Conceptual art is the art for which the idea (or concept) behind the work is more important than the finished art object. … When an artist uses a conceptual form of art, it means that all of the planning and decisions are made beforehand and the execution is a perfunctory affair. Art as Idea, art of the mind rather than the senses.

Why “area of conceptual art” with quotation marks?

It is true that before starting to work, Petru Bogdan always formulates a conceptual model, an abstract philosophy, meant to explain the world that cannot be proven or seen.
But, he is equally concerned with the way in which his art stimulates the senses and produces emotion, a deep, intimate and unique emotion that in turn creates the potential of an absolute intense communication between the object of art and the viewer, and mediates the artist’s message sending. A continuous communication, from his point of view, a communication open to new interpretations every time the viewer interacts with the object of art.

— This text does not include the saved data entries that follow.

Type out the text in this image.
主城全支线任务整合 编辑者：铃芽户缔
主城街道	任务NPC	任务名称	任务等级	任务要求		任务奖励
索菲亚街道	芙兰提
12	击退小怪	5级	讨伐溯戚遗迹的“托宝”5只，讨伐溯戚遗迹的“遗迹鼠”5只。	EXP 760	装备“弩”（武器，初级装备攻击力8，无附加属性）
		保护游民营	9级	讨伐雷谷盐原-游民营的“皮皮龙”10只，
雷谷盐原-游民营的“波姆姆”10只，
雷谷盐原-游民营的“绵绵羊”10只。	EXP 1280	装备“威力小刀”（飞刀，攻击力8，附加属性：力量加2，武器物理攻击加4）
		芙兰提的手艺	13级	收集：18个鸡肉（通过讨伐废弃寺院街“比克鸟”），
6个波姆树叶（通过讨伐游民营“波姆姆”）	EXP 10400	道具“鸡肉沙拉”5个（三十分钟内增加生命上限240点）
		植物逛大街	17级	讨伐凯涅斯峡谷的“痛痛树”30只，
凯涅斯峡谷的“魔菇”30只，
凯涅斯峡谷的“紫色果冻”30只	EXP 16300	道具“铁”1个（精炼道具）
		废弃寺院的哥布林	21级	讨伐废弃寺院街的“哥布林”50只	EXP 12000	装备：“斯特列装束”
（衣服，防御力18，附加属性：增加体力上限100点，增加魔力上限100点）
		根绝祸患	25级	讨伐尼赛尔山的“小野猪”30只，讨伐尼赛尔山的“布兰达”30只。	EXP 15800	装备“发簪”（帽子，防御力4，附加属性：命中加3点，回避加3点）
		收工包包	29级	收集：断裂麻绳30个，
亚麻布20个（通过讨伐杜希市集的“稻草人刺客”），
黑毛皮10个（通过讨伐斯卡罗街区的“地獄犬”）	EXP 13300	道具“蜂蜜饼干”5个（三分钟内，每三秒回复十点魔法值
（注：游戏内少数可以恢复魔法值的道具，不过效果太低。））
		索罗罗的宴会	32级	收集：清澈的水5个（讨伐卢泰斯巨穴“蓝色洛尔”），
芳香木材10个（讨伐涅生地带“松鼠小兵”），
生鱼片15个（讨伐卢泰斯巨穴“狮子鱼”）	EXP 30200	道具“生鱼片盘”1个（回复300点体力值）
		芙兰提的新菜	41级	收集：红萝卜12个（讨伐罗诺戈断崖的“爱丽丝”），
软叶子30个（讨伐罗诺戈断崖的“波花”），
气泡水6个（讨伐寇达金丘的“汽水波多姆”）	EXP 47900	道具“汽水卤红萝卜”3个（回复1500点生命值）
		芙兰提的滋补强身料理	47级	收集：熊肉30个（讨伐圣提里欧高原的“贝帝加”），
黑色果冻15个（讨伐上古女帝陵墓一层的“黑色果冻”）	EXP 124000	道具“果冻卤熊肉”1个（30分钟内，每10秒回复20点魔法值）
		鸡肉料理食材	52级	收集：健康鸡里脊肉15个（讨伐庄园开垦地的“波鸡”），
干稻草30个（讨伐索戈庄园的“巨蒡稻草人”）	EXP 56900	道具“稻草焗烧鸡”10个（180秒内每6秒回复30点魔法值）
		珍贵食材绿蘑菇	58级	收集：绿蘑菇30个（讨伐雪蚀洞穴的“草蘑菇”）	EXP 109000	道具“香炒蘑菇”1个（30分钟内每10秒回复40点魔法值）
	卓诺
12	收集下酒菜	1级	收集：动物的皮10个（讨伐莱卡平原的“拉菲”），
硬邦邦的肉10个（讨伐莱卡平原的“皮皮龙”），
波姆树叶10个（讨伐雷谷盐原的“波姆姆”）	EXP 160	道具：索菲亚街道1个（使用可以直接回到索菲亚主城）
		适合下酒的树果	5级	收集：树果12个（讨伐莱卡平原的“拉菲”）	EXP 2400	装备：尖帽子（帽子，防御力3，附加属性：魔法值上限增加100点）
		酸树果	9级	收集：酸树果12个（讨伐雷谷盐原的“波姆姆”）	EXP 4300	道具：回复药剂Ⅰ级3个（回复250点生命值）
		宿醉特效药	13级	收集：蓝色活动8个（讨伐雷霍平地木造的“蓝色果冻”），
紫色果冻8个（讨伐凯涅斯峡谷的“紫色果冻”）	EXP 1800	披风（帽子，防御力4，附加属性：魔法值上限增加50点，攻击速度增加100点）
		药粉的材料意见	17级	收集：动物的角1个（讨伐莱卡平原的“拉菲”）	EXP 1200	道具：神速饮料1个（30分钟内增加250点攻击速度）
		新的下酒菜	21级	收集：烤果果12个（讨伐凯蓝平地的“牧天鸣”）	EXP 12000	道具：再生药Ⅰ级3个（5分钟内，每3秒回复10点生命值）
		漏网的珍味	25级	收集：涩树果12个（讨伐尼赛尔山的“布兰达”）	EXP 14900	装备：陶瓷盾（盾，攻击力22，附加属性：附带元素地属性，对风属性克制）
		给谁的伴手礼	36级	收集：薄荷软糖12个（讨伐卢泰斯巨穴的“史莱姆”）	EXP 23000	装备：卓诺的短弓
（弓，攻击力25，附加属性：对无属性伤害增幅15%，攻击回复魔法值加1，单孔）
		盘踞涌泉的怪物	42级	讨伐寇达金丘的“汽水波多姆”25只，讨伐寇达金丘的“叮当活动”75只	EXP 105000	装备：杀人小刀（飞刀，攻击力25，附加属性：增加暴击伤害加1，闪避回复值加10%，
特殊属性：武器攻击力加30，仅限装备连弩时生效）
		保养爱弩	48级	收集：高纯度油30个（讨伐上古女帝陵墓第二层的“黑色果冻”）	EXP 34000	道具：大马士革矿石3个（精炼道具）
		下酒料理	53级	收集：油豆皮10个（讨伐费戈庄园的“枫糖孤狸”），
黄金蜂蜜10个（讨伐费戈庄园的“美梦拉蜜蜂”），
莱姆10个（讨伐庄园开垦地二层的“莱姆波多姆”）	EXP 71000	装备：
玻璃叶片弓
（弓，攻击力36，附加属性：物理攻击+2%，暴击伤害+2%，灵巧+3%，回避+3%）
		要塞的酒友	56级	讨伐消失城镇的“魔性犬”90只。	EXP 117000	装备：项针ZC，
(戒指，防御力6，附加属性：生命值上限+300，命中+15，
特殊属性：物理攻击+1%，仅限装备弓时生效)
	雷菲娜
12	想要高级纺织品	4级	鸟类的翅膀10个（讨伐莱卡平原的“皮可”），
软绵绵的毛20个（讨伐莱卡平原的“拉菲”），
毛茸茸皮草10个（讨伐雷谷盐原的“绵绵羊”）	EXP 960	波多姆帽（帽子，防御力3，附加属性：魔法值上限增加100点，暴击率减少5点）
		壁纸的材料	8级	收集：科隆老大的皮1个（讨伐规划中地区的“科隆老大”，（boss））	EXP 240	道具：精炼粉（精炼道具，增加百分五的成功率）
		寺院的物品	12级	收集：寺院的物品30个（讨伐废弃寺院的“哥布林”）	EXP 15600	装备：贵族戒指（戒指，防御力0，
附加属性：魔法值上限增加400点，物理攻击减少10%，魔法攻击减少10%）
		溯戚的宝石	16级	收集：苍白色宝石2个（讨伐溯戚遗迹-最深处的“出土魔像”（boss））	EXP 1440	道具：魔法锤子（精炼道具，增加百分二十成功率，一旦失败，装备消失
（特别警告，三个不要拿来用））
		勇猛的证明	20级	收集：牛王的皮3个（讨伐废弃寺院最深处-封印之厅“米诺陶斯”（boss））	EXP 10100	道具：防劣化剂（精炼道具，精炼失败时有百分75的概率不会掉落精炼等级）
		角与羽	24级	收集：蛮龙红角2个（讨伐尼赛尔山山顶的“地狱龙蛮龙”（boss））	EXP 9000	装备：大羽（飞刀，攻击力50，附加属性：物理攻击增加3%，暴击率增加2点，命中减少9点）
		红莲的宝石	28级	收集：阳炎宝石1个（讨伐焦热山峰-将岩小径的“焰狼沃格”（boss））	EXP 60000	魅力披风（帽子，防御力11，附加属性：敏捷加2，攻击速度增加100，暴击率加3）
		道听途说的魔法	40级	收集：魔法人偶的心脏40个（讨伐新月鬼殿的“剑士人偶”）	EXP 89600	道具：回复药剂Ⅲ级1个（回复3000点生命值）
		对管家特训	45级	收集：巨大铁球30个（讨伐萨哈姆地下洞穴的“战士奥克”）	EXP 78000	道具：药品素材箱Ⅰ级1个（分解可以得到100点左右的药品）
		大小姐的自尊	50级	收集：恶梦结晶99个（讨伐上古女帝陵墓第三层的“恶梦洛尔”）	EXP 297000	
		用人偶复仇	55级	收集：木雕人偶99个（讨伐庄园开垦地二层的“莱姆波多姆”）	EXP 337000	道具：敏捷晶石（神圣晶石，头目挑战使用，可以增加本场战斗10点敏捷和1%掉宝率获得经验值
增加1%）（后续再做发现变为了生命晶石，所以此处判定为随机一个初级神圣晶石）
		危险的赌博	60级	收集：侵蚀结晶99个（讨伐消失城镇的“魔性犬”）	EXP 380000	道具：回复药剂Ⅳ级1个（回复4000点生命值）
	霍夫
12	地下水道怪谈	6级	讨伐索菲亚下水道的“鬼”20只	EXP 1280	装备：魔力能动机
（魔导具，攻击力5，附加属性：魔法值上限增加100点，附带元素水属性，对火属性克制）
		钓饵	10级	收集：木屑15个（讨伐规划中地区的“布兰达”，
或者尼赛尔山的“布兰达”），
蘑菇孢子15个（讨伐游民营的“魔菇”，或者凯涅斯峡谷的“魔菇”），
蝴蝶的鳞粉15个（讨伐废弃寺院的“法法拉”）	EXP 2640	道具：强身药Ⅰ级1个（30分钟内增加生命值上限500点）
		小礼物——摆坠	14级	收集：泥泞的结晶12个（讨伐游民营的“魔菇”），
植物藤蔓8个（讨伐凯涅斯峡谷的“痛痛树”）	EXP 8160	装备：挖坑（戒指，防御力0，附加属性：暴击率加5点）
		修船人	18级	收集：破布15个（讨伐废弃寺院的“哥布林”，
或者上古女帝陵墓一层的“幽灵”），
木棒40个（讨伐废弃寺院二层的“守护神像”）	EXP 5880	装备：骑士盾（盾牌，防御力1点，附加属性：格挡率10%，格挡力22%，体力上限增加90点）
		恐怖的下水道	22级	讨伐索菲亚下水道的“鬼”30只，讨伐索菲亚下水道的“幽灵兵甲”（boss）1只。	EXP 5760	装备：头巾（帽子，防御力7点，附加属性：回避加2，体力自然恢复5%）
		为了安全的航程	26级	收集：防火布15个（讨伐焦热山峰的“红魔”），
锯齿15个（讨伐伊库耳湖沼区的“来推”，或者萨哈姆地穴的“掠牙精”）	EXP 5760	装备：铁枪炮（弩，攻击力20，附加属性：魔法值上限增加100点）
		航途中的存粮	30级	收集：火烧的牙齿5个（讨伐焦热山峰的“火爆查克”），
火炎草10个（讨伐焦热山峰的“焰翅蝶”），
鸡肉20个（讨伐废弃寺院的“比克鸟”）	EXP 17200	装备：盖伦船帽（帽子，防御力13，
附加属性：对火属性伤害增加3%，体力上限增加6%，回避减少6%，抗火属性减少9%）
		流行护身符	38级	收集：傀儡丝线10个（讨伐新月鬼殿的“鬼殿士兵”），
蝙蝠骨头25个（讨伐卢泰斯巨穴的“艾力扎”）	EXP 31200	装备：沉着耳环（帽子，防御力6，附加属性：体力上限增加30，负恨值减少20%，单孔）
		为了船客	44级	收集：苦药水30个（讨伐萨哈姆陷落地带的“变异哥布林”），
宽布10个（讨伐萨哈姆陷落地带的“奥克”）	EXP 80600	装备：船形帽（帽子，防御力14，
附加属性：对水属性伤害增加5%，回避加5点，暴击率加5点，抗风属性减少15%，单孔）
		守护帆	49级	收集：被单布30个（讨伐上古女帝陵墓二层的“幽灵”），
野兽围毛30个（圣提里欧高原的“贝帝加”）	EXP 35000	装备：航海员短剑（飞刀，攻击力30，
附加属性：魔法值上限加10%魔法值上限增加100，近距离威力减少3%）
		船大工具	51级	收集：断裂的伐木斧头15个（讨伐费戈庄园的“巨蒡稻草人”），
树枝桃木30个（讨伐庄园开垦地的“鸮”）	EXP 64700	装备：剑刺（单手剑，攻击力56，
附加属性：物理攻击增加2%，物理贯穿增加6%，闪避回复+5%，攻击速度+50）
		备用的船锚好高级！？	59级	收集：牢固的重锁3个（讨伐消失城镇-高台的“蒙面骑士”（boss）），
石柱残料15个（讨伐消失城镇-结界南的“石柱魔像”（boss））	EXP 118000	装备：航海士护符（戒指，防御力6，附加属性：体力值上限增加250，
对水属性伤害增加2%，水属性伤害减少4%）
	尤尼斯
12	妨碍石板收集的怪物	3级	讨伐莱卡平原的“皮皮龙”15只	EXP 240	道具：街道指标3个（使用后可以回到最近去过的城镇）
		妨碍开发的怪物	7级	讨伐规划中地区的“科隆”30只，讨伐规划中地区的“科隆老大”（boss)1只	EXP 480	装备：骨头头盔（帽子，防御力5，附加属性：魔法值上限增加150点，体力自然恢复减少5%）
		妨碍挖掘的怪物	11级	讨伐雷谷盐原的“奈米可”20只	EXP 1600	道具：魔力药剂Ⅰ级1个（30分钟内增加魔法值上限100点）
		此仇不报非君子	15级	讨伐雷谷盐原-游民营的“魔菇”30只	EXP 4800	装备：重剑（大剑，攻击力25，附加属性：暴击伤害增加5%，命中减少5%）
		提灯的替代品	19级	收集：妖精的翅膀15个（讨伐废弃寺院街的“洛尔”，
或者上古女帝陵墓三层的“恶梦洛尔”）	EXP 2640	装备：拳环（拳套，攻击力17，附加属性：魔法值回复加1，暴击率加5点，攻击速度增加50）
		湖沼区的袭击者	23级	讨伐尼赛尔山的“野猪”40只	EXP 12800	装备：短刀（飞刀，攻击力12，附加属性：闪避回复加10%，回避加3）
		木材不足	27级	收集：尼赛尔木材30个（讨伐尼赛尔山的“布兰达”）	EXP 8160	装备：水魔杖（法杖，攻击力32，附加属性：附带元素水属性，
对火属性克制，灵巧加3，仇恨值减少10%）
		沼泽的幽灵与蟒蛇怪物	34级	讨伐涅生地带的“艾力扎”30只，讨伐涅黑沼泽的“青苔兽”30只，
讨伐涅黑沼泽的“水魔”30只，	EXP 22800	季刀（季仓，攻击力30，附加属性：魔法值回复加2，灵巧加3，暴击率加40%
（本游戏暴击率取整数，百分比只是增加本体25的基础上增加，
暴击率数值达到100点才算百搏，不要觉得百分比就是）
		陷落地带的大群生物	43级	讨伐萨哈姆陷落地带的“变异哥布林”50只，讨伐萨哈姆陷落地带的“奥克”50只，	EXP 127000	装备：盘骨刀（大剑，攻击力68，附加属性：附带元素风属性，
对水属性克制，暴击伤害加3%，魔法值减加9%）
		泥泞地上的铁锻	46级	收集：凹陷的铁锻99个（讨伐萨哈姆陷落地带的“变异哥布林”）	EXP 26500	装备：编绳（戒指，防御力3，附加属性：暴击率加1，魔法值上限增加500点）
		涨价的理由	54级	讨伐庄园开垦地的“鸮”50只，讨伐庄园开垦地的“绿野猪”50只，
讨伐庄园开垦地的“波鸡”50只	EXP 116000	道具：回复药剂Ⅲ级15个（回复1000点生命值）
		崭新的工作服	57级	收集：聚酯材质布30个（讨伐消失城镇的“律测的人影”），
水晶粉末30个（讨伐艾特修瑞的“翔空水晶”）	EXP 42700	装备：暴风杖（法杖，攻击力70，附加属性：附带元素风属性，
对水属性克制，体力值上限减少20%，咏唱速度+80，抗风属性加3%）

Hence the concern for details that are never accidental in his works as well as placing in context both the subject of the artwork and the manner of the artwork’s presentation. All are not accidental and are part of the artistic message.

Petru Bogdan - FLIGHT

Abstract Art
As for his sculptures as a form of artistic expression, they fall into non-figurative, abstract art.

Abstract art is any art in which the depiction of real objects in nature has been subordinated or entirely discarded, and whose aesthetic content is expressed in a formal pattern or structure of shapes, lines and colors.

Sometimes, the subject is real but so stylized, blurred, repeated or broken down into basic forms as to be unrecognizable. Sculpture that is partly broken down in this way is called semi-abstract. When the representation of real objects is completely absent, as opposed to realistic or figurative sculpture, such art may also be called nonrepresentational or nonobjective, a term first used by Wassily Kandinsky (1866-1944).

An abstract element or intention appears in works of art and decoration throughout the history of art, from Neolithic stone carvings onward. But abstraction as an aesthetic principle began in the early 20th century with Braque (1882-1963).

Petru Bogdan`s sculpting technique is a non-rigid, fluent, biomorphic one; it is a technique of symmetrical curves reunited in a continuous line that sublimates into the light.

Petru Bogdan - Irreversible

Biomorphic Art
The category of biomorphic art is large and diverse. In a 1936 catalogue for the Museum of Modern Art, museum director Alfred H. Barr coined the term biomorphism to describe the trend of “curvilinear,” “decorative,” and “romantic” forms in abstract art. These artworks drew upon the organic shapes of plants and animals, rejecting the rigid structures of geometric abstraction in favor of something much more free-flowing.
Icons of biomorphism include the sinuous Art Nouveau structures of Antoni Gaudí and Hector Guimard, the surrealist dreamscapes of Joan Miró and Yves Tanguy, the rounded sculptures of Henry Moore and the sweeping architectural forms of Zaha Hadid and Frank Gehry.

Irreversible
Petru Bogdan’s first stone artwork entitled “Irreversible” is a biomorphic one and beyond the essence of the artist’s message, which remains for the viewer to discover and resonate with, it seems to be inspired by the curved lines of Moore’s sculptures and his way to depict the human body.

Henry Moore is best known for his semi-abstract monumental bronze sculptures which are located around the world as public works of art. His forms are usually abstractions of the human figure, typically depicting mother-and-child or reclining figures.
Moore’s works are usually suggestive for the female body, apart from a phase in the 1950s when he sculpted family groups. His forms are generally pierced or contain hollow spaces.

It is also worth mentioning that Petru Bogdan`s “Irreversible” is an unfinished piece, but the author has no intention to finish it because for him it represents a beginning of a road, a road with an unsuspected path and unknown destinations. He sees this road as continuous and … unfinished.